Often described as a ‘nationalist’, Nielsen’s role in Denmark’s rise to musical nationhood is without parallel. Indeed, many of the songs Danish schoolchildren are still taught today were composed by Nielsen. But after the First World War Nielsen turned against nationalism, describing it pungently as a ‘spiritual syphilis’. Having hymned nationhood in his Third Symphony (1911) he portrayed its decline from the ‘high and beautiful’ into ‘senseless hate’ in the mechanistic strutting march-rhythms of the Fifth (1922).

Nielsen’s national consciousness was of a very different kind from that of most late 19th and early 20th-century national composers. His family were Danish peasants on the island of Funen (Fyn) and his father was leader of a village band. Young Carl soon joined as a violinist, and his first compositional efforts were dance tunes. Thus, unlike the vast majority of nationally inclined composers, Nielsen didn’t have to ‘discover’ his country’s indigenous culture: it was in his blood. If he needed a folk tune in one of his works, all he had to do was compose one; it could hardly have been more authentic.

At 14 Nielsen enrolled in the army as a trumpeter, making himself useful in military bands by learning a wide range of instruments. How and when he first encountered classical music isn’t clear but by the age of 19 he had become accomplished enough as performer and composer to attend the Copenhagen Conservatory.

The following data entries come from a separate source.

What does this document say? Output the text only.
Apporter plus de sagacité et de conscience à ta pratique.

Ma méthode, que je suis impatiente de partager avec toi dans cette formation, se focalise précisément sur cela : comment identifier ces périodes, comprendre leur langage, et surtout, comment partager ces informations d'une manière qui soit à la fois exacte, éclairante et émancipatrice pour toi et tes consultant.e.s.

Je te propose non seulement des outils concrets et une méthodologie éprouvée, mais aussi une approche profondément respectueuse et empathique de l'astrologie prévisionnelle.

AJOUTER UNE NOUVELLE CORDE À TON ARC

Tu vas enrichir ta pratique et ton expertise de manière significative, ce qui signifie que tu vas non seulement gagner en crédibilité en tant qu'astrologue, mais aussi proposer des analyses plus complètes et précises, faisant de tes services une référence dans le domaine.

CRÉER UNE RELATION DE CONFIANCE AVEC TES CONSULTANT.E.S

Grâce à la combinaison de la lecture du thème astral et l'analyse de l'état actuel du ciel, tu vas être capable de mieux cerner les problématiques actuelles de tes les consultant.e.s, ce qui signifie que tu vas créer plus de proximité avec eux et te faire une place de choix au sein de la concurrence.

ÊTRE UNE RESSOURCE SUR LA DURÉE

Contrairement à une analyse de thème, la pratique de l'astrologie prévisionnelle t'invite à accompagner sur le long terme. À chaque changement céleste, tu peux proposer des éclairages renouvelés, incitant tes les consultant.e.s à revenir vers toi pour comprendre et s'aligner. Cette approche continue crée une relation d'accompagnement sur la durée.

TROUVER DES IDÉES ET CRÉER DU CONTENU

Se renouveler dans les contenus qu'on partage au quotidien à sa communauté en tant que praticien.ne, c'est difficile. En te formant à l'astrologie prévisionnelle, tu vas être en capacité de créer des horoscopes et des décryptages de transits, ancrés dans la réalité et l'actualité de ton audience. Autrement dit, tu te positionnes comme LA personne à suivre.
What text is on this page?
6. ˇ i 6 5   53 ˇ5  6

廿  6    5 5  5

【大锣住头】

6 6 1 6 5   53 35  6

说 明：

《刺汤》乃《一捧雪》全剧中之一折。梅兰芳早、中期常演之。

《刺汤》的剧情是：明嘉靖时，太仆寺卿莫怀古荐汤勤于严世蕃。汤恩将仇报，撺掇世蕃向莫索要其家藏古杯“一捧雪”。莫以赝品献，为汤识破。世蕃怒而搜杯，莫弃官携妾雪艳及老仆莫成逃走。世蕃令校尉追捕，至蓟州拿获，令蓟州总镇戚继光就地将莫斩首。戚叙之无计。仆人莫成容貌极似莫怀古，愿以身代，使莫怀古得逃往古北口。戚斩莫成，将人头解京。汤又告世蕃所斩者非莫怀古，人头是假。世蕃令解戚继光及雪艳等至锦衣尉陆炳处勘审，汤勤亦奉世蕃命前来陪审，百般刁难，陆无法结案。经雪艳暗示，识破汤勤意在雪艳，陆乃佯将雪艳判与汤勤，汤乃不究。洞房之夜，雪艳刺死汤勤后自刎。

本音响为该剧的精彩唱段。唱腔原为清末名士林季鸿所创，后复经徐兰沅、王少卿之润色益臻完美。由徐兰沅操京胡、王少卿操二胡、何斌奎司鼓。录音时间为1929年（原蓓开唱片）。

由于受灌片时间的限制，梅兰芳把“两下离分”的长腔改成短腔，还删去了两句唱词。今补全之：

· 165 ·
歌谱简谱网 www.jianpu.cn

Throughout his life Nielsen remained a fascinating mixture of earthy simplicity and intellectual sophistication, reading widely and keeping up to date with musical innovations. Initially he reacted against Wagner’s modernism, but in later years he was fascinated by what progressive-minded composers like Bartók, Schoenberg and Hindemith were doing. His very last works show him as keen as ever to extend his musical horizons, though without sacrificing the rootedness in nature that he’d inherited and nurtured as a child.